Skill : Pyspark, AWS
Exp : 6 to 12 years
Location : Pune
Job Summary
We are seeking an experienced AWS PySpark Developer to design, develop, and optimize large-scale data processing pipelines in the cloud. The ideal candidate will have strong expertise in PySpark, AWS services, and ETL workflows, with a focus on building scalable, high-performance data solutions for analytics and reporting.
Key Responsibilities
Design, develop, and maintain ETL pipelines using PySpark on AWS.

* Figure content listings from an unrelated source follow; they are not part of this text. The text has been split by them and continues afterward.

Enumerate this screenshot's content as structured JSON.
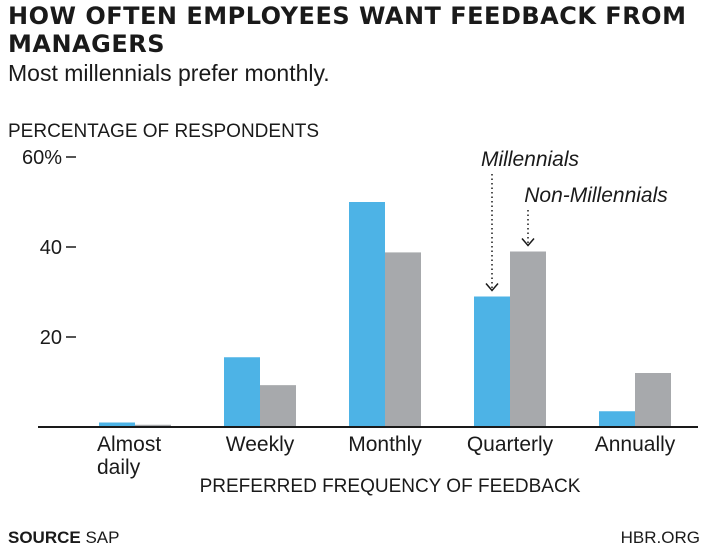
{
  "header": {
    "title": "HOW OFTEN EMPLOYEES WANT FEEDBACK FROM MANAGERS",
    "subtitle": "Most millennials prefer monthly."
  },
  "footer": {
    "source_label": "SOURCE",
    "source_value": "SAP",
    "brand": "HBR.ORG"
  },
  "colors": {
    "millennials": "#4db3e6",
    "non_millennials": "#a7a9ac",
    "axis": "#1a1a1a"
  },
  "chart_data": {
    "type": "bar",
    "ylabel": "PERCENTAGE OF RESPONDENTS",
    "xlabel": "PREFERRED FREQUENCY OF FEEDBACK",
    "ylim": [
      0,
      60
    ],
    "yticks": [
      20,
      40,
      60
    ],
    "ytick_labels": [
      "20",
      "40",
      "60%"
    ],
    "grid": false,
    "categories": [
      "Almost daily",
      "Weekly",
      "Monthly",
      "Quarterly",
      "Annually"
    ],
    "category_lines": [
      [
        "Almost",
        "daily"
      ],
      [
        "Weekly"
      ],
      [
        "Monthly"
      ],
      [
        "Quarterly"
      ],
      [
        "Annually"
      ]
    ],
    "series": [
      {
        "name": "Millennials",
        "values": [
          1,
          15.5,
          50,
          29,
          3.5
        ]
      },
      {
        "name": "Non-Millennials",
        "values": [
          0.5,
          9.3,
          38.8,
          39,
          12
        ]
      }
    ],
    "annotations": [
      {
        "text": "Millennials",
        "category": "Quarterly",
        "series": "Millennials"
      },
      {
        "text": "Non-Millennials",
        "category": "Quarterly",
        "series": "Non-Millennials"
      }
    ]
  }
}
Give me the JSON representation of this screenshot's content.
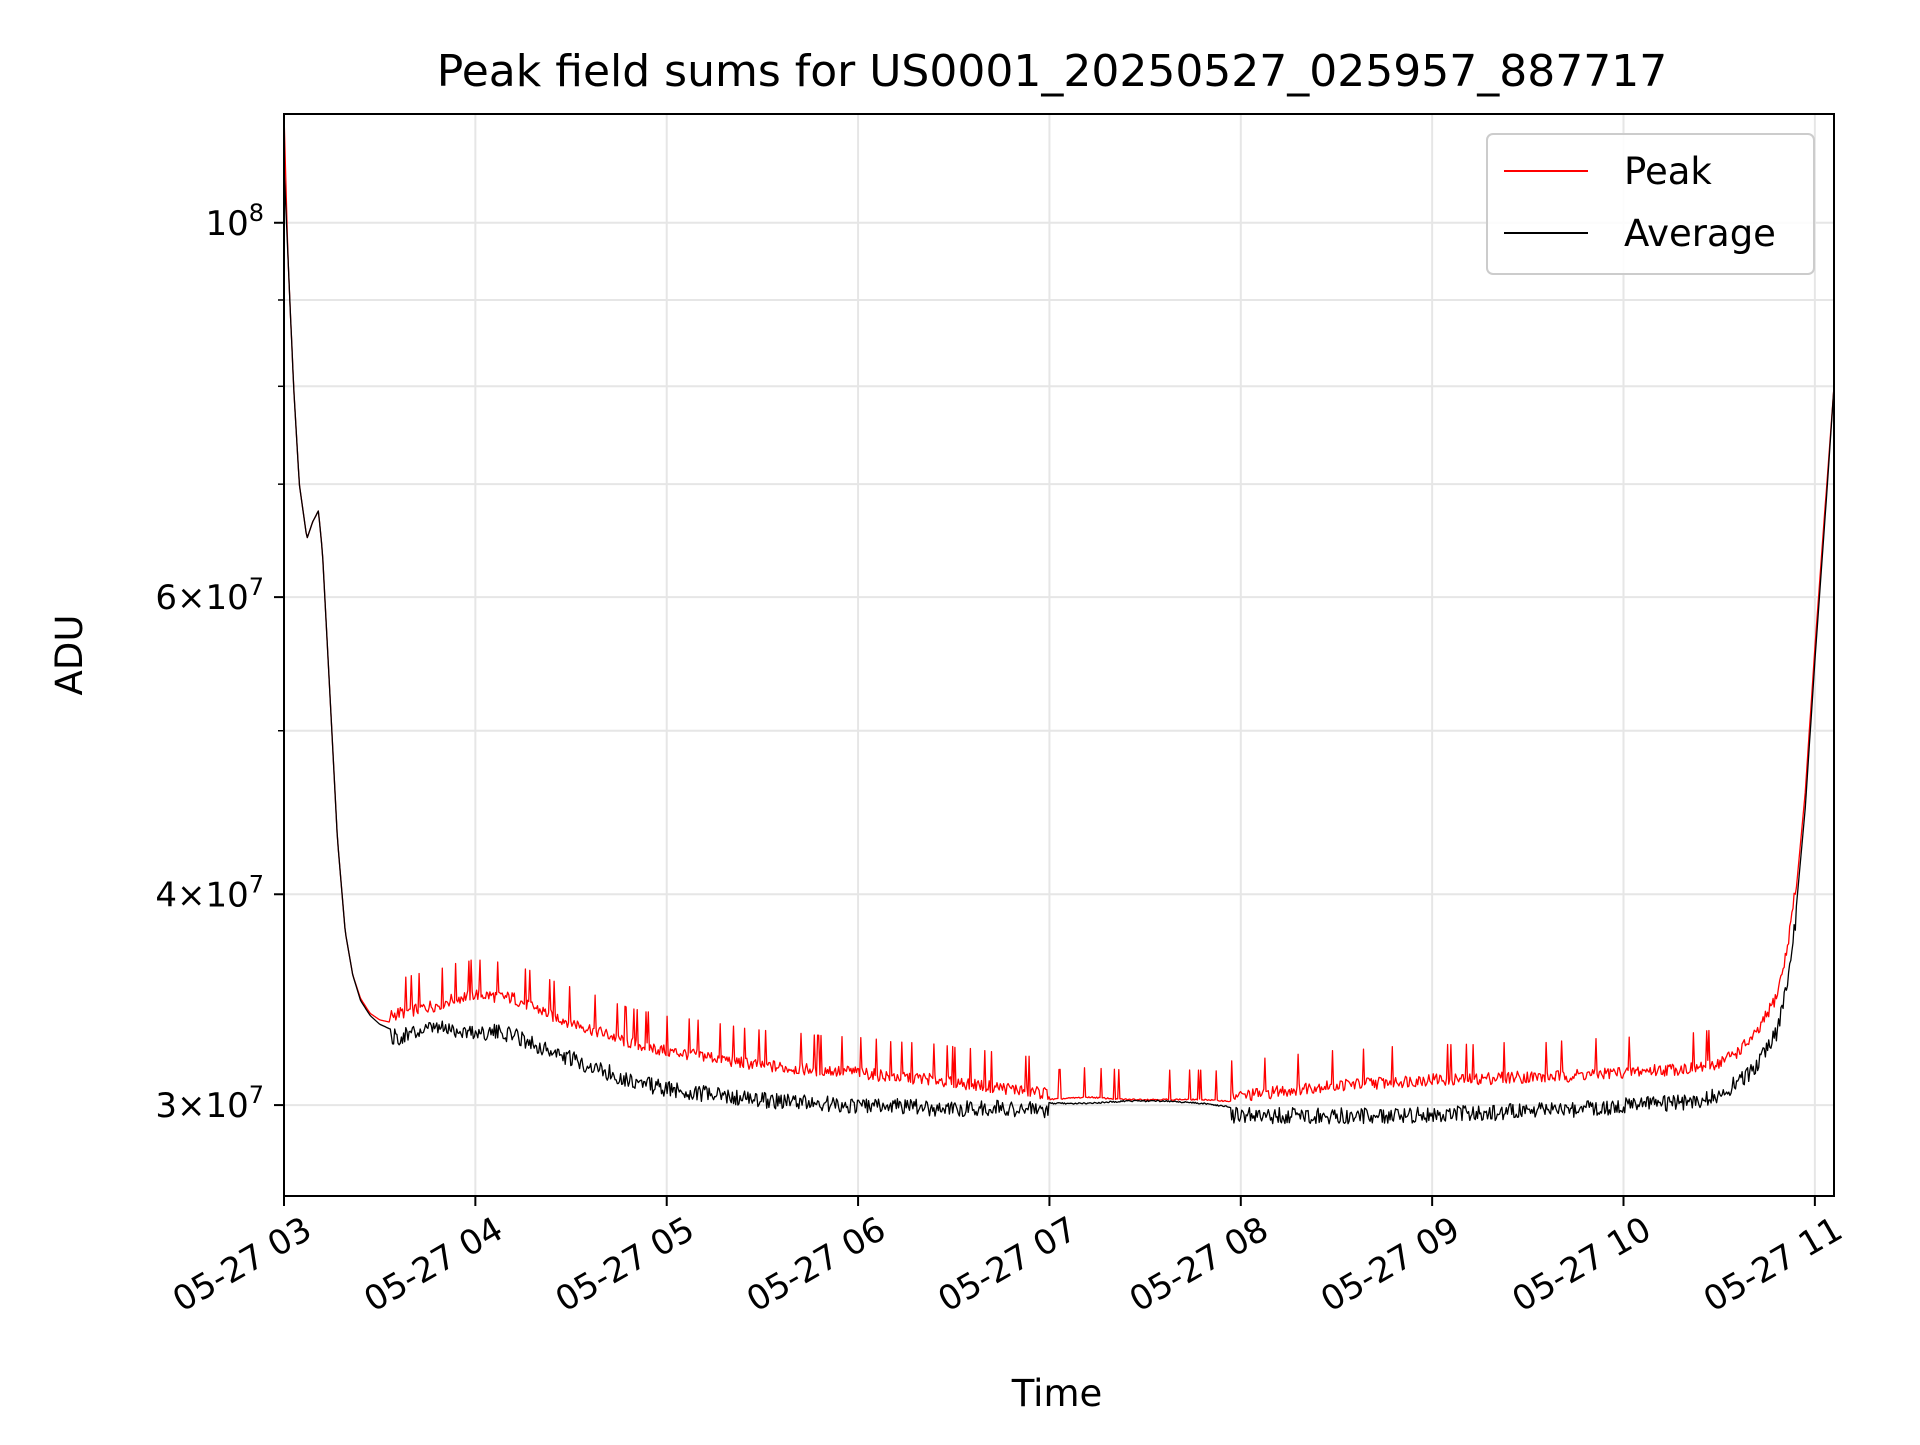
{
  "chart_data": {
    "type": "line",
    "title": "Peak field sums for US0001_20250527_025957_887717",
    "xlabel": "Time",
    "ylabel": "ADU",
    "yscale": "log",
    "xlim_hours": [
      3.0,
      11.1
    ],
    "ylim": [
      26500000,
      116000000
    ],
    "grid": true,
    "legend_position": "upper right",
    "x_ticks": [
      {
        "value": 3,
        "label": "05-27 03"
      },
      {
        "value": 4,
        "label": "05-27 04"
      },
      {
        "value": 5,
        "label": "05-27 05"
      },
      {
        "value": 6,
        "label": "05-27 06"
      },
      {
        "value": 7,
        "label": "05-27 07"
      },
      {
        "value": 8,
        "label": "05-27 08"
      },
      {
        "value": 9,
        "label": "05-27 09"
      },
      {
        "value": 10,
        "label": "05-27 10"
      },
      {
        "value": 11,
        "label": "05-27 11"
      }
    ],
    "y_ticks": [
      {
        "value": 100000000,
        "base": "10",
        "exp": "8"
      },
      {
        "value": 60000000,
        "base": "6×10",
        "exp": "7"
      },
      {
        "value": 40000000,
        "base": "4×10",
        "exp": "7"
      },
      {
        "value": 30000000,
        "base": "3×10",
        "exp": "7"
      }
    ],
    "y_minor_ticks": [
      50000000,
      70000000,
      80000000,
      90000000
    ],
    "series": [
      {
        "name": "Peak",
        "color": "#ff0000",
        "x_hours": [
          3.0,
          3.02,
          3.05,
          3.08,
          3.12,
          3.15,
          3.18,
          3.2,
          3.22,
          3.25,
          3.28,
          3.32,
          3.36,
          3.4,
          3.45,
          3.5,
          3.55,
          3.6,
          3.65,
          3.7,
          3.8,
          3.9,
          4.0,
          4.1,
          4.2,
          4.3,
          4.4,
          4.5,
          4.6,
          4.7,
          4.8,
          4.9,
          5.0,
          5.2,
          5.4,
          5.6,
          5.8,
          6.0,
          6.2,
          6.4,
          6.6,
          6.8,
          7.0,
          7.2,
          7.4,
          7.6,
          7.8,
          8.0,
          8.2,
          8.4,
          8.6,
          8.8,
          9.0,
          9.2,
          9.4,
          9.6,
          9.8,
          10.0,
          10.2,
          10.4,
          10.5,
          10.6,
          10.7,
          10.8,
          10.85,
          10.9,
          10.95,
          11.0,
          11.05,
          11.1
        ],
        "values": [
          116000000,
          96000000,
          80000000,
          70000000,
          65000000,
          66500000,
          67500000,
          64000000,
          58000000,
          50000000,
          43000000,
          38000000,
          35800000,
          34700000,
          34000000,
          33700000,
          33600000,
          33700000,
          33800000,
          33900000,
          34100000,
          34400000,
          34600000,
          34500000,
          34400000,
          34000000,
          33600000,
          33300000,
          33000000,
          32700000,
          32400000,
          32200000,
          32000000,
          31800000,
          31500000,
          31300000,
          31200000,
          31100000,
          30900000,
          30800000,
          30600000,
          30400000,
          30200000,
          30300000,
          30200000,
          30200000,
          30200000,
          30100000,
          30300000,
          30500000,
          30600000,
          30700000,
          30800000,
          30800000,
          30900000,
          30900000,
          31000000,
          31100000,
          31200000,
          31300000,
          31500000,
          32000000,
          32800000,
          34500000,
          36500000,
          40000000,
          46000000,
          56000000,
          67000000,
          80000000
        ]
      },
      {
        "name": "Average",
        "color": "#000000",
        "x_hours": [
          3.0,
          3.02,
          3.05,
          3.08,
          3.12,
          3.15,
          3.18,
          3.2,
          3.22,
          3.25,
          3.28,
          3.32,
          3.36,
          3.4,
          3.45,
          3.5,
          3.55,
          3.6,
          3.65,
          3.7,
          3.8,
          3.9,
          4.0,
          4.1,
          4.2,
          4.3,
          4.4,
          4.5,
          4.6,
          4.7,
          4.8,
          4.9,
          5.0,
          5.2,
          5.4,
          5.6,
          5.8,
          6.0,
          6.2,
          6.4,
          6.6,
          6.8,
          7.0,
          7.2,
          7.4,
          7.6,
          7.8,
          8.0,
          8.2,
          8.4,
          8.6,
          8.8,
          9.0,
          9.2,
          9.4,
          9.6,
          9.8,
          10.0,
          10.2,
          10.4,
          10.5,
          10.6,
          10.7,
          10.8,
          10.85,
          10.9,
          10.95,
          11.0,
          11.05,
          11.1
        ],
        "values": [
          108000000,
          96000000,
          80000000,
          70000000,
          65000000,
          66500000,
          67500000,
          64000000,
          58000000,
          50000000,
          43000000,
          38000000,
          35800000,
          34600000,
          33900000,
          33500000,
          33300000,
          33300000,
          33400000,
          33500000,
          33700000,
          33600000,
          33500000,
          33500000,
          33400000,
          33000000,
          32600000,
          32300000,
          32000000,
          31700000,
          31400000,
          31200000,
          31000000,
          30800000,
          30600000,
          30500000,
          30400000,
          30300000,
          30300000,
          30200000,
          30200000,
          30200000,
          30100000,
          30100000,
          30200000,
          30200000,
          30100000,
          29900000,
          29900000,
          29900000,
          29900000,
          29900000,
          29950000,
          30000000,
          30050000,
          30100000,
          30200000,
          30300000,
          30400000,
          30500000,
          30800000,
          31300000,
          32000000,
          33500000,
          35500000,
          39000000,
          45000000,
          55000000,
          66000000,
          80000000
        ]
      }
    ]
  }
}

Work with large datasets to perform data cleansing, transformation, and aggregation.
Optimize Spark jobs for performance and cost efficiency.
Integrate data from multiple sources including AWS S3, RDS, Redshift, DynamoDB, and APIs.
Implement data quality checks and ensure compliance with governance policies.
Collaborate with data analysts, data scientists, and business stakeholders to deliver data solutions.
Deploy and monitor jobs using AWS Glue, EMR, Step Functions, or Lambda.
Troubleshoot and resolve issues in production data pipelines.
Maintain documentation for data flows, transformations, and architecture.
Required Skills & Qualifications
3–7 years of experience in data engineering or big data development.
Strong proficiency in PySpark and Spark SQL.
Hands-on experience with AWS services such as:
S3, Glue, EMR, Lambda, Athena, Redshift, IAM
Solid understanding of ETL concepts and data warehousing.
Proficiency in Python for scripting and automation.
Experience with version control (Git) and CI/CD pipelines.
Strong problem-solving skills and ability to work in an agile environment.
Preferred Skills
Experience with AWS Glue Studio and Glue Catalog.
Knowledge of Airflow or other orchestration tools.
Familiarity with streaming data using Kafka or Kinesis.
Exposure to Terraform or CloudFormation for infrastructure as code.
Understanding of data security and encryption in AWS.